Cameroun : l’absence prolongée de Paul Biya intensifie les questions sur la gouvernance

Cameroun : l’absence prolongée de Paul Biya intensifie les questions sur la gouvernance

Deux mois se sont écoulés depuis que le président camerounais, Paul Biya, a quitté le territoire national pour un « court séjour privé » en Europe. À 93 ans, l’absence prolongée du chef d’État alimente inévitablement les interrogations quant à sa capacité à diriger le pays, tandis que le mutisme des instances officielles ne fait qu’intensifier les rumeurs dans un climat politique déjà tendu par les incertitudes post-électorales.
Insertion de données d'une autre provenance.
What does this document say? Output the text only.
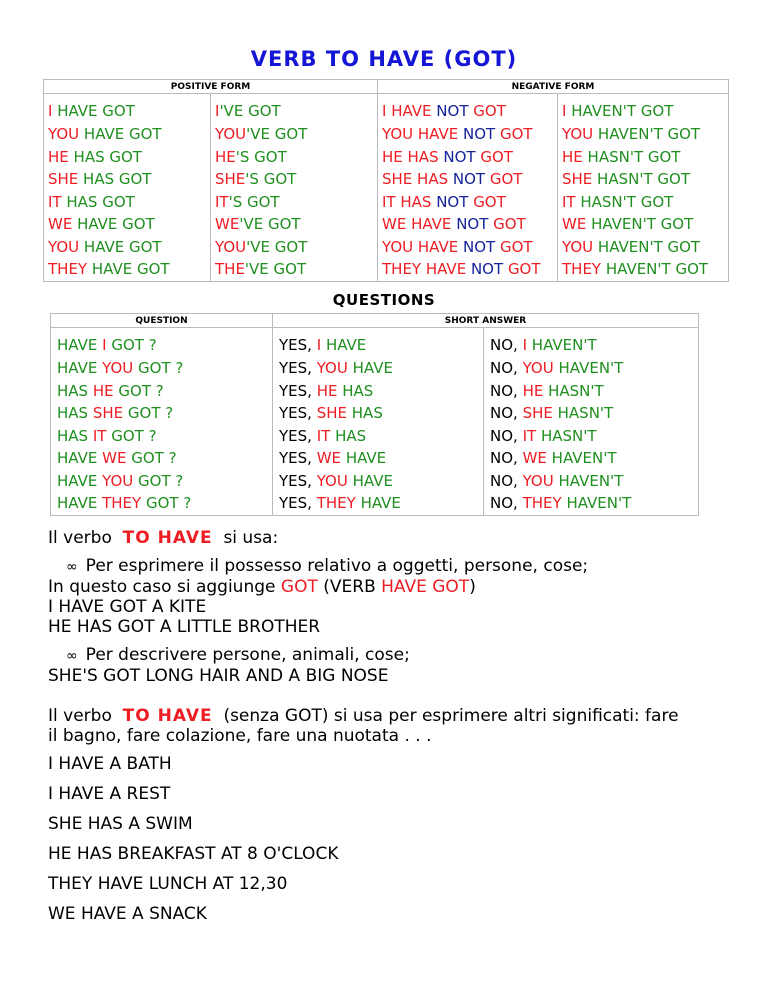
VERB TO HAVE (GOT)
POSITIVE FORM		NEGATIVE FORM	
I HAVE GOT	I'VE GOT	I HAVE NOT GOT	I HAVEN'T GOT
YOU HAVE GOT	YOU'VE GOT	YOU HAVE NOT GOT	YOU HAVEN'T GOT
HE HAS GOT	HE'S GOT	HE HAS NOT GOT	HE HASN'T GOT
SHE HAS GOT	SHE'S GOT	SHE HAS NOT GOT	SHE HASN'T GOT
IT HAS GOT	IT'S GOT	IT HAS NOT GOT	IT HASN'T GOT
WE HAVE GOT	WE'VE GOT	WE HAVE NOT GOT	WE HAVEN'T GOT
YOU HAVE GOT	YOU'VE GOT	YOU HAVE NOT GOT	YOU HAVEN'T GOT
THEY HAVE GOT	THE'VE GOT	THEY HAVE NOT GOT	THEY HAVEN'T GOT
QUESTIONS
QUESTION	SHORT ANSWER	
HAVE I GOT ?	YES, I HAVE	NO, I HAVEN'T
HAVE YOU GOT ?	YES, YOU HAVE	NO, YOU HAVEN'T
HAS HE GOT ?	YES, HE HAS	NO, HE HASN'T
HAS SHE GOT ?	YES, SHE HAS	NO, SHE HASN'T
HAS IT GOT ?	YES, IT HAS	NO, IT HASN'T
HAVE WE GOT ?	YES, WE HAVE	NO, WE HAVEN'T
HAVE YOU GOT ?	YES, YOU HAVE	NO, YOU HAVEN'T
HAVE THEY GOT ?	YES, THEY HAVE	NO, THEY HAVEN'T
Il verbo TO HAVE si usa:
∞ Per esprimere il possesso relativo a oggetti, persone, cose;
In questo caso si aggiunge GOT (VERB HAVE GOT)
I HAVE GOT A KITE
HE HAS GOT A LITTLE BROTHER
∞ Per descrivere persone, animali, cose;
SHE'S GOT LONG HAIR AND A BIG NOSE
Il verbo TO HAVE (senza GOT) si usa per esprimere altri significati: fare
il bagno, fare colazione, fare una nuotata . . .
I HAVE A BATH
I HAVE A REST
SHE HAS A SWIM
HE HAS BREAKFAST AT 8 O'CLOCK
THEY HAVE LUNCH AT 12,30
WE HAVE A SNACK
Le pouvoir s’efforce de rassurer

Face à la controverse grandissante, le pouvoir en place s’attache à minimiser la situation. Plusieurs hauts responsables affirment que Paul Biya continue d’exercer pleinement ses fonctions à distance. Ils rappellent également qu’aucun texte constitutionnel ne fixe de limite à la durée d’un déplacement présidentiel à l’étranger. Pour les autorités de Yaoundé, il n’y a ni vacance du pouvoir, ni crise institutionnelle, les affaires de l’État étant, selon leurs dires, gérées avec la plus grande normalité.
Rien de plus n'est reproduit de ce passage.